Python 的模式匹配性能如何?是 O(1) 吗?

问题描述

我们知道,Python 将在 3.10 中支持 pattern matching。撇开用法和语法不谈,我似乎在 PEP 或 official tutorial 中找不到任何关于性能的词。

所以我想知道它的性能如何?是 O(1) 还是和 if..elif..else 一样?

解决方法

将脱糖模式匹配为链式 elif 语句和 isinsance 调用。它绝对不是 O(1) 或接近任何类型的查找表。

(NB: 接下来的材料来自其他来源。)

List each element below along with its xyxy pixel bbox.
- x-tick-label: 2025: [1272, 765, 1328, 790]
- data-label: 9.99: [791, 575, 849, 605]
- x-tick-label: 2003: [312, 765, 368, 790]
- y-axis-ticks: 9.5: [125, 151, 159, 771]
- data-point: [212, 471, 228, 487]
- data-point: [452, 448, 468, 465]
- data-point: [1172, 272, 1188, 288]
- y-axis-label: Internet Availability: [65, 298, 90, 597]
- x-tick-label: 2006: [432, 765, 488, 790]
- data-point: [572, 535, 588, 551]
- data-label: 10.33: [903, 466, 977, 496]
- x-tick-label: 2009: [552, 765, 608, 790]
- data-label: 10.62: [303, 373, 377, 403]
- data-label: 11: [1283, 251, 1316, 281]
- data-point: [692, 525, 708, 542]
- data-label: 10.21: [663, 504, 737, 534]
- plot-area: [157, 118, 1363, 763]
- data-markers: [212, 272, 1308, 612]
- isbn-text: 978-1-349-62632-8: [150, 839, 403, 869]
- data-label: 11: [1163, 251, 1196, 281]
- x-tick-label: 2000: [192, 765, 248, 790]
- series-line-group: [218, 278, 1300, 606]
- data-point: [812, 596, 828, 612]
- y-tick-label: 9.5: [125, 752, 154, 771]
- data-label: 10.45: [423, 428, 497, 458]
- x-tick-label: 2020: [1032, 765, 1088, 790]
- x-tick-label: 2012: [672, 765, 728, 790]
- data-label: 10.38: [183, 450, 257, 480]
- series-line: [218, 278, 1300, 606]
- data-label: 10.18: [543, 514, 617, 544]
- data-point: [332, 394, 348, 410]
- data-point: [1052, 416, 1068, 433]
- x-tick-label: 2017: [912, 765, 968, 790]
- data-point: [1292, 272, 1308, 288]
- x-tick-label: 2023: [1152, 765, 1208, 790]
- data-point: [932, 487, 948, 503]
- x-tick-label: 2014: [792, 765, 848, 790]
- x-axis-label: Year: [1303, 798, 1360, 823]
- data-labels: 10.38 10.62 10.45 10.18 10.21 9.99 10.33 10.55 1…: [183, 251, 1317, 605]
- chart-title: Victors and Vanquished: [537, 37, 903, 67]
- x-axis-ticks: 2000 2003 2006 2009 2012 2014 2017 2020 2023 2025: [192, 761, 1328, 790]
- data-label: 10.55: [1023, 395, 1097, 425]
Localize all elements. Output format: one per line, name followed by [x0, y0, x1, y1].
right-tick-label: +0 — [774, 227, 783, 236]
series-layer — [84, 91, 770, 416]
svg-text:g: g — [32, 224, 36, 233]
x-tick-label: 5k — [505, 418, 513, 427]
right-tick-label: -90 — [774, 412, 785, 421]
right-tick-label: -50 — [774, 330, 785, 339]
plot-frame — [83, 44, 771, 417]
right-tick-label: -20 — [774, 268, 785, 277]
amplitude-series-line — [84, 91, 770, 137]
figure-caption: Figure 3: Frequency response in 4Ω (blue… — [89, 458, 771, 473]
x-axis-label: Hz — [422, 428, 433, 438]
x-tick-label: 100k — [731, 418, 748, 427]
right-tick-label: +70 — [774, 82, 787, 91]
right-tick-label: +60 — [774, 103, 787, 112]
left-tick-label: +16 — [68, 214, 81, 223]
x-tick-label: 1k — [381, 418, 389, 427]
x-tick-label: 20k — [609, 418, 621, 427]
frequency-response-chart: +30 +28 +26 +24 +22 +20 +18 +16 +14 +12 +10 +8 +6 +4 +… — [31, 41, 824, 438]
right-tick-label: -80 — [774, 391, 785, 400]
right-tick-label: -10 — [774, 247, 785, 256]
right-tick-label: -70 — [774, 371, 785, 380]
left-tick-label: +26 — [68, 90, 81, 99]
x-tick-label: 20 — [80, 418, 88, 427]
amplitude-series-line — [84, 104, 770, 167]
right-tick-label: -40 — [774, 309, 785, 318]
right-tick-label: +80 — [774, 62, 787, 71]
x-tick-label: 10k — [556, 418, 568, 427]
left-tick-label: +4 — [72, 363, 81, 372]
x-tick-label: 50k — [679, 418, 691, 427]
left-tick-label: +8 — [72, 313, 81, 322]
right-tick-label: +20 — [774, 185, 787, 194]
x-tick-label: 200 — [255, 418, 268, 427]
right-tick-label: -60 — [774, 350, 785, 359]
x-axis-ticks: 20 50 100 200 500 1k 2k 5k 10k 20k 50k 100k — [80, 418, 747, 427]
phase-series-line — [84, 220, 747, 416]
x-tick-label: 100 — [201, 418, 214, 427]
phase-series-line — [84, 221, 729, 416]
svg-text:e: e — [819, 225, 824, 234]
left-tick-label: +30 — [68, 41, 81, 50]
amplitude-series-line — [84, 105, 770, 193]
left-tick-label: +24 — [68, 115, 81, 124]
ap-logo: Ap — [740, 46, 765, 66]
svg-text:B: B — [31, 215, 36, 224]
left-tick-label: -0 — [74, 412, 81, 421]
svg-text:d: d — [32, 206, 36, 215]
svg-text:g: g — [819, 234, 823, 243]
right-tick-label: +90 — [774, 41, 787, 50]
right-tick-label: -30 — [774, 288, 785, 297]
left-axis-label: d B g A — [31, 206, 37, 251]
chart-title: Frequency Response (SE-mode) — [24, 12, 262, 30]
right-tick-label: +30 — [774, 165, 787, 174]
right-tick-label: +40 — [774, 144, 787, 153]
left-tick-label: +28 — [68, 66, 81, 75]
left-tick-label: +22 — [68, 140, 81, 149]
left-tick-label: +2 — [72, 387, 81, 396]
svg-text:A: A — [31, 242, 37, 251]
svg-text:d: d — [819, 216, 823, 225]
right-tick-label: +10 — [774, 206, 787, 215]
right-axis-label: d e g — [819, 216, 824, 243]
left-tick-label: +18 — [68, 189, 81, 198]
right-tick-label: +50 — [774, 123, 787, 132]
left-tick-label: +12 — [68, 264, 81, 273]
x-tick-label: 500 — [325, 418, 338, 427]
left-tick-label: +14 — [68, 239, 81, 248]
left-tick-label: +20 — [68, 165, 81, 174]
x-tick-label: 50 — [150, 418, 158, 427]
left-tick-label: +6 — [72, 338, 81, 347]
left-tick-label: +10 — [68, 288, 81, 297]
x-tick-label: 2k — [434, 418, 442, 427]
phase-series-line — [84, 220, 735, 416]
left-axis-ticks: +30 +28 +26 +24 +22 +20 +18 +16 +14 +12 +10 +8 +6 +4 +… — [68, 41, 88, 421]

编辑:更准确地说,在 merged pull request 中,您可以看到 match 语句变成了负责处理各种模式的操作码链。这些操作码按顺序处理,很像链式 elif 语句。

,

仅就时间复杂度而言,这两种结构基本上是等价的。

但是,在考虑可读性和代码结构时,它们非常不同。作为一般规则,如果您要匹配或测试多个科目,if-elif-else 阶梯可能是工作:

def stringify_response(response: int) -> str:
    if 100 <= response < 200:
        kind = "info"
    elif 200 <= response < 300:
        kind = "success"
    elif 300 <= response < 400:
        kind = "redirect"
    elif 400 <= response < 500:
        kind = "client error"
    elif 500 <= response < 600:
        kind = "server error"
    else:
        kind = "unexpected response"
    return f"{kind} ({response})"

另一方面,如果您要匹配单个主题的结构,那么结构模式匹配可能是完成这项工作的最佳工具:>

from ast import *

def lint_function_def(function_def: FunctionDef) -> None:
    match function_def.body:
        case *_,Assign([Name(na)],e),Return(Name(nr,lineno=l)) if na == nr:
            print(f"line {l}: consider returning {unparse(e)} instead of "
                  f"assigning to {na!r} on line {e.lineno}")

未来的改进

话虽如此,对模式匹配的句法支持的好处之一是编译器和解释器拥有非凡的上下文知识。因此,他们可以做出普通控制流无法做出的假设。

考虑来自 PEP 636 的这个声明(稍微简化):

match command.split():
    case ["north"] | ["go","north"]:
        # Code for moving north.
    case ["get",obj] | ["pick","up",obj,"up"]:
        # Code for picking up the given object.

“当前”(CPython 3.10)模式编译器非常幼稚,将其编译为如下所示:

_subject = command.split()
import _collections_abc
if (
    isinstance(_subject,_collections_abc.Sequence)
    and len(_subject) == 1
    and _subject[0] == "north"
):
    # Code for moving north.
elif (
    isinstance(_subject,_collections_abc.Sequence)
    and len(_subject) == 2
    and _subject[0] == "go"
    and _subject[1] == "north"
):
    # Code for moving north.
elif (
    isinstance(_subject,_collections_abc.Sequence)
    and len(_subject) == 2
    and _subject[0] == "get"
):
    obj = _subject[1]
    # Code for picking up the given object.
elif (
    isinstance(_subject,_collections_abc.Sequence)
    and len(_subject) == 3
    and _subject[0] == "pick"
    and _subject[1] == "up"
):
    obj = _subject[2]
    # Code for picking up the given object.
elif (
    isinstance(_subject,_collections_abc.Sequence)
    and len(_subject) == 3
    and _subject[0] == "pick"
    and _subject[2] == "up"
):
    obj = _subject[1]
    # Code for picking up the given object.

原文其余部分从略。